Ich war ja letzte Woche in Krems auf Recherche und dabei bin ich auf eine Initiative aufmerksam gemacht worden, von der ich noch nie gehört habe, obwohl sie eigentlich genau in „mein Ding“ reinfällt.
Da geht es darum, Bild- und Tondokumente zu bestimmten Örtlichkeiten aus den letzten 150 Jahren zu sammeln. Und dann natürlich aufbereitet anzuzeigen. Das geht so weit, dass jemand 2022 noch ein Tondokument erstellt hat, wie man in einer Telefonzelle in Österreich damals einen Anruf getätigt hat. Mit 50 Cent kam man damals nur ein paar Sekunden weit. Mittlerweile sind auch die Telefonzellen in Österreich verschwunden.

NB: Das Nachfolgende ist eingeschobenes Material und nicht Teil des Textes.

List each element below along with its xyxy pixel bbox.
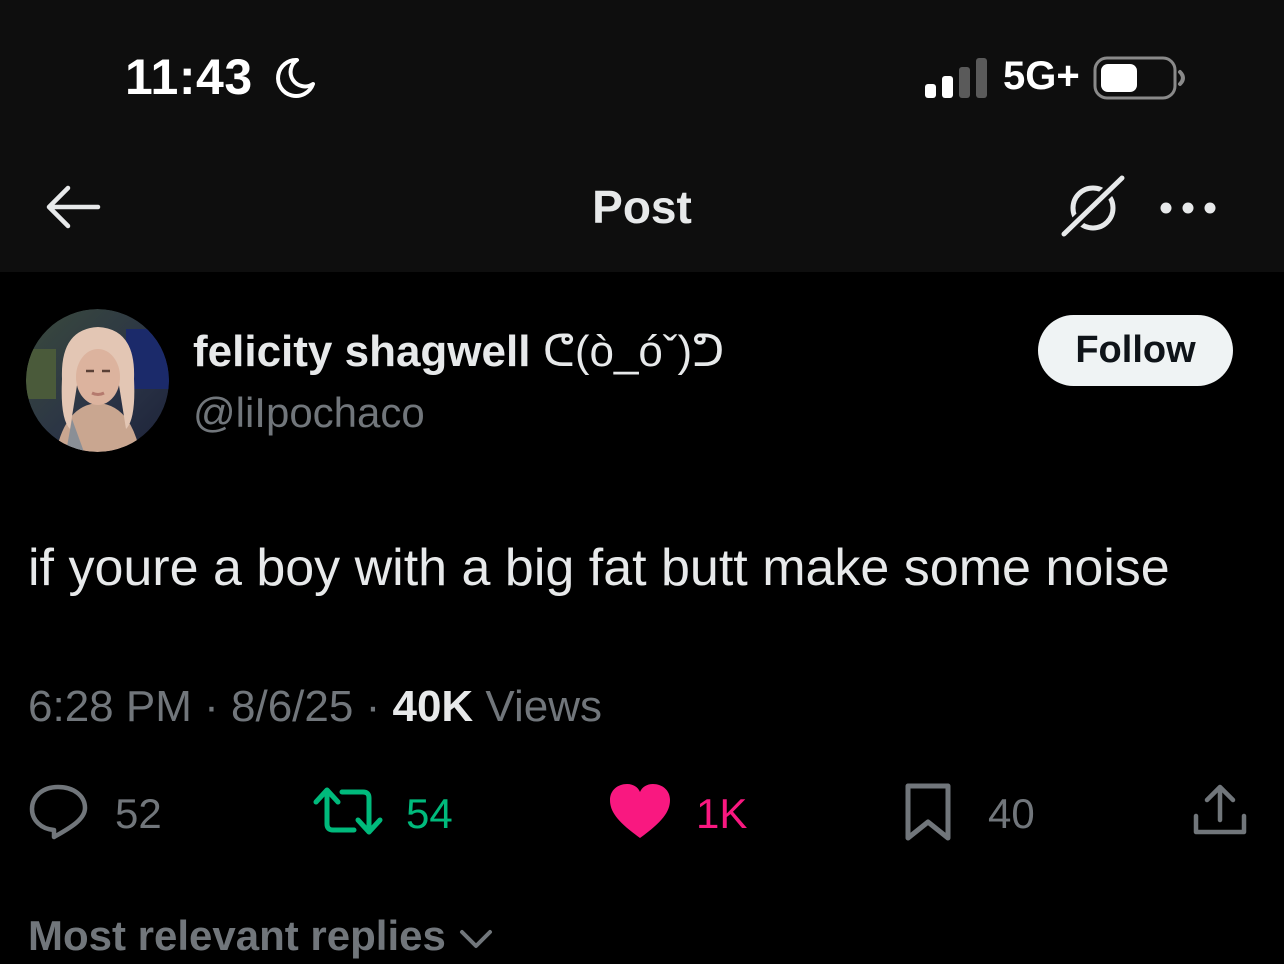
repost-button[interactable]: 54 — [312, 782, 462, 842]
bookmark-icon — [905, 783, 951, 841]
replies-sort-label[interactable]: Most relevant replies — [28, 912, 446, 960]
views-count: 40K — [392, 682, 474, 731]
status-time: 11:43 — [125, 49, 253, 105]
author-display-name[interactable]: felicity shagwell ᕦ(ò_óˇ)ᕤ — [193, 326, 724, 377]
repost-count: 54 — [406, 790, 453, 837]
chevron-down-icon[interactable] — [458, 926, 494, 952]
follow-button[interactable]: Follow — [1038, 315, 1233, 386]
repost-icon — [313, 787, 383, 835]
more-icon[interactable] — [1158, 196, 1218, 220]
post-date[interactable]: 8/6/25 — [231, 682, 353, 731]
top-bar: 11:43 5G+ Post — [0, 0, 1284, 272]
bookmark-count: 40 — [988, 790, 1035, 837]
reply-button[interactable]: 52 — [28, 782, 168, 842]
network-type: 5G+ — [1003, 54, 1080, 98]
signal-icon — [925, 58, 987, 98]
avatar[interactable] — [26, 309, 169, 452]
reply-icon — [29, 784, 88, 840]
author-name-emoticon: ᕦ(ò_óˇ)ᕤ — [542, 327, 725, 376]
author-handle[interactable]: @liIpochaco — [193, 389, 425, 437]
like-count: 1K — [696, 790, 748, 837]
post-meta: 6:28 PM · 8/6/25 · 40K Views — [28, 682, 602, 732]
post-text: if youre a boy with a big fat butt make … — [28, 539, 1170, 597]
views-label: Views — [485, 682, 602, 731]
battery-icon — [1093, 56, 1185, 100]
moon-icon — [276, 57, 315, 98]
meta-separator: · — [365, 682, 381, 731]
heart-icon — [610, 784, 670, 838]
author-name-text: felicity shagwell — [193, 327, 531, 376]
post-time[interactable]: 6:28 PM — [28, 682, 192, 731]
share-button[interactable] — [1190, 782, 1250, 842]
bookmark-button[interactable]: 40 — [902, 782, 1052, 842]
meta-separator: · — [204, 682, 219, 731]
like-button[interactable]: 1K — [608, 782, 758, 842]
reply-count: 52 — [115, 790, 162, 837]
share-icon — [1193, 784, 1247, 835]
grok-icon[interactable] — [1058, 172, 1128, 242]
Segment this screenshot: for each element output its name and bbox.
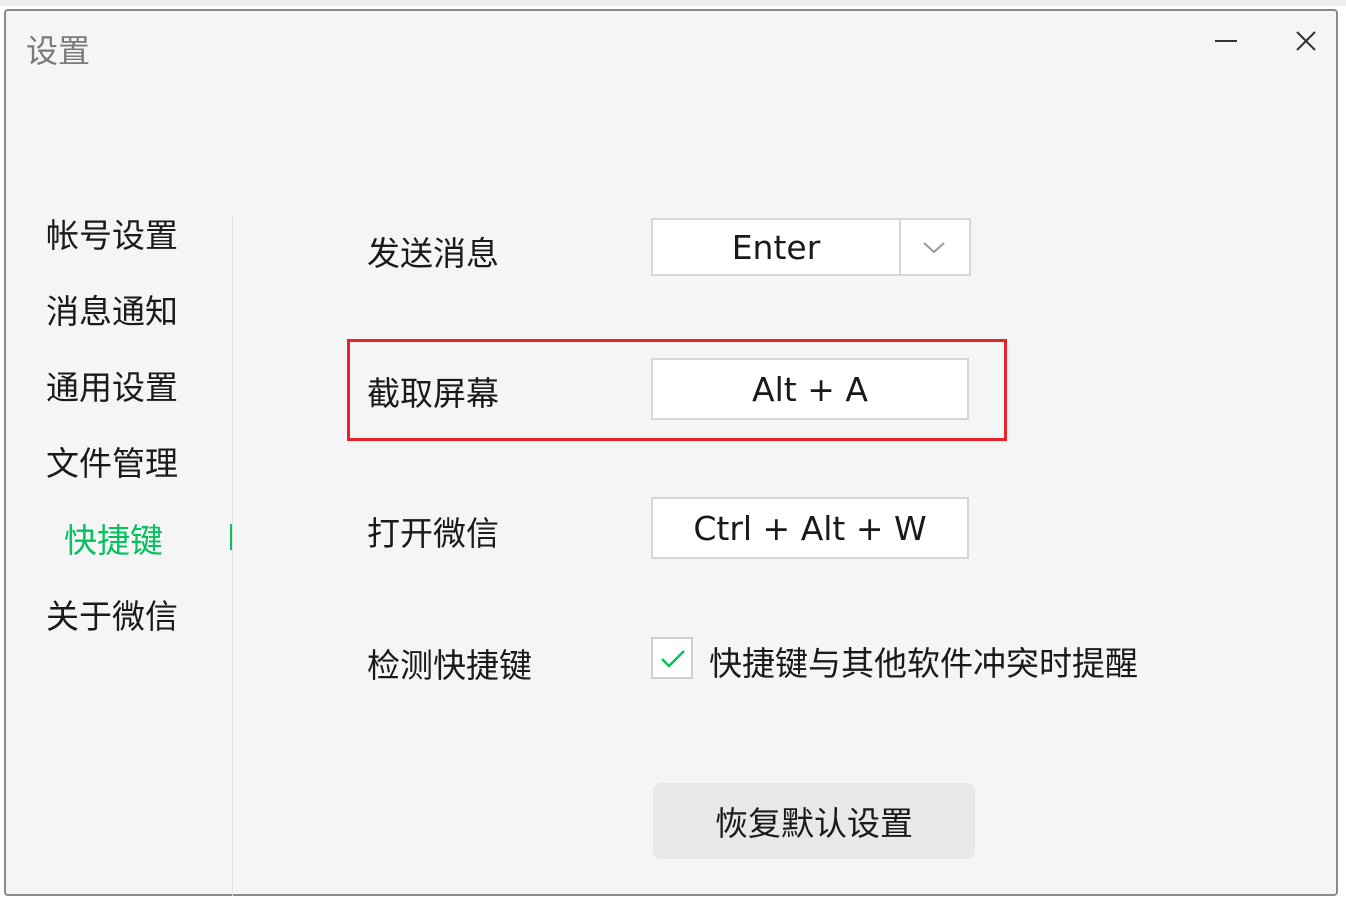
close-button[interactable] <box>1284 19 1328 63</box>
window-title: 设置 <box>26 32 91 70</box>
dropdown-separator <box>899 220 901 274</box>
sidebar-item-notifications[interactable]: 消息通知 <box>46 285 178 333</box>
minimize-icon <box>1215 40 1237 42</box>
sidebar-item-account[interactable]: 帐号设置 <box>46 209 178 257</box>
send-message-value: Enter <box>731 227 821 267</box>
open-wechat-hotkey-field[interactable]: Ctrl + Alt + W <box>651 497 969 559</box>
open-wechat-label: 打开微信 <box>367 514 499 553</box>
send-message-dropdown[interactable]: Enter <box>651 218 971 276</box>
check-icon <box>661 650 685 668</box>
close-icon <box>1296 31 1316 51</box>
settings-window: 设置 帐号设置 消息通知 通用设置 文件管理 快捷键 关于微信 发送消息 Ent… <box>4 9 1338 896</box>
sidebar-divider <box>232 216 233 896</box>
send-message-label: 发送消息 <box>367 234 499 273</box>
sidebar-item-general[interactable]: 通用设置 <box>46 361 178 409</box>
restore-defaults-button[interactable]: 恢复默认设置 <box>653 783 975 859</box>
screenshot-label: 截取屏幕 <box>367 374 499 413</box>
detect-shortcut-label: 检测快捷键 <box>367 646 532 685</box>
sidebar-item-about[interactable]: 关于微信 <box>46 590 178 638</box>
minimize-button[interactable] <box>1204 19 1248 63</box>
screenshot-hotkey-field[interactable]: Alt + A <box>651 358 969 420</box>
sidebar-item-shortcuts[interactable]: 快捷键 <box>64 514 163 562</box>
background-strip <box>0 0 1346 6</box>
sidebar-item-files[interactable]: 文件管理 <box>46 437 178 485</box>
conflict-alert-label: 快捷键与其他软件冲突时提醒 <box>709 644 1138 683</box>
chevron-down-icon <box>923 242 945 254</box>
conflict-alert-checkbox[interactable] <box>651 637 693 679</box>
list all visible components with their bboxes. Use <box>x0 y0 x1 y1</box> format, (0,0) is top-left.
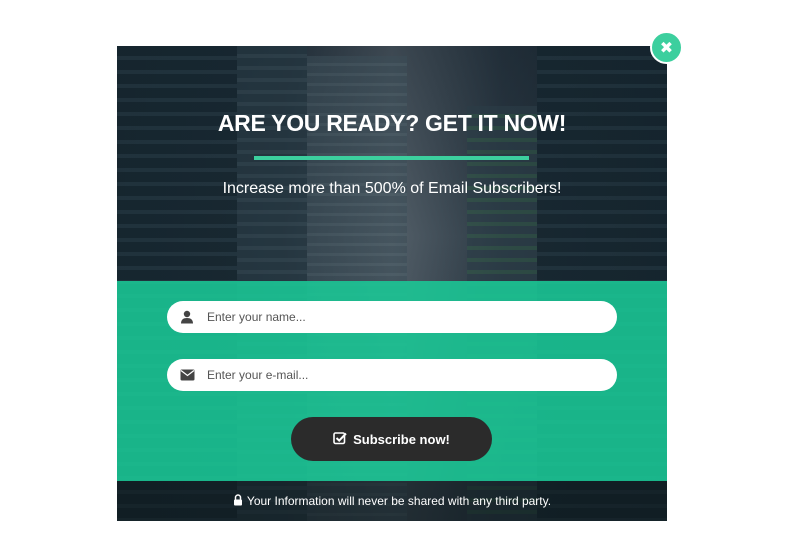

Die Topothek ist in Österreich erfunden worden und verbreitet sich langsam über Europa. Es gibt bereits eine englische, eine ungarische und eine finnische Version der Website. „Toptheken“ gibt es von Spanien über den Irak bis in die Ukraine, wo es eine Ansiedlung von Estnischen Schweden gab, die 1780 den Ort „Gammalsvenskby“ gegründet hatten und im zweiten Weltkrieg freiwillig auf Seiten der Waffen-SS in den Krieg zogen. In der Topothek gibt es eine Bildergalerie der Bevölkerung bis 1980.
Überhaupt sind Personenabbildungen stark überrepräsentiert. Gerade von ländlichen Gemeinden sind Bilder der Lokalpolitiker oft wichtiger als Bilder der Landschaft bevor das Industriegebiet gebaut wurde. Der Grund ist simpel: Die einzelnen Topotheken müssen von den Gemeinden beantragt und bezahlt werden. Das kostet zwar nicht die Welt – so ab 600 Euro für eine Gemeinde unter 1000 Einwohnern ist man dabei, bis 50.000 Einwohnern kostet es 1600 Euro. Aber auch solche Kosten müssen natürlich durch den Gemeinderat – und der ist natürlich eher an der Darstellung der erfolgreichen, eigenen Politik interessiert. Entsprechend gibt es – spare, spare – in Baden Württemberg genau eine Topothek -für Isny – und in Bayern gerade mal zehn – alles kleine Gemeinden.
Die Topotheken sind natürlich – da eben einerseits von den Gemeinden bezahlt und andererseits von Freiwilligen befüllt – eher nicht so die Quelle für kritische Geschichtsaufarbeitung. Da wird der Nazi-Bürgermeister auch mal für die Eröffnung des Freibades gefeiert. War ja nicht alles schlecht.
Wer also denkt, er habe hier so eine Art bebilderte Wikipedia – oder gar ein valides Geschichtswerk – weit gefehlt. Es sind mehr oder weniger korrekt verschlagwortete Bilder in mehr oder weniger guter Qualität. Aber das allein ist schon was wert. Und ab und zu findet man auch Schätze, wie beispielsweise Bilder vom „Skijöring“ in den 70ern in St. Radegund. (Das man kurz danach mangels Schnee wieder eingestellt und stattdessen ein Stock-Car-Rennen veranstaltet hat.)
Fotografen dürfen natürlich jederzeit zur Topothek beitragen. Bilder hochladen und verschlagworten.
Die Fotos? Oben die Schwebebahn in Dresden 1956, Unten: Auswanderer auf einem Schiff nach Argentinien 1923.
Danke Reinhard,
das ist wirklich ein interessantes Projekt. Bemerkenswert auch, dass es anscheinend nicht ausschließlich um Gemeinden geht. Auch Vereine oder Unternehmen können angelegt werden. Also vielleicht eine ehemalige Werft oder ein Bergwerk, wenn es vor Ort noch jemanden gibt, der deren Geschichte aufbereitet hat und dann durch Dritt Dokumente zutage treten, die bisher für Museen oder Vereine gar nicht erreichbar waren. Klingt spannend, tolle Sache! Nicht selten scheuen sich ja die Hinterbliebenen die wenigen Fotos von Oma und Opa am Arbeitsplatz den entsprechenden Interessengruppen zukommen zu lassen, weil sie diese für historisch unbedeutend halten. Oft sind es ja auch nur Bildteile, Maschine im Hintergrund einer Personengruppe von der es vermeintlich keine Bildbelege mehr gab.
Beste Grüße
Frank
Frage: Sind das Monats- oder Jahresgebühren?
Das sind Jahresgebühren. Dazu kommen noch etwa 400 Euro für die Einrichtung einmalig.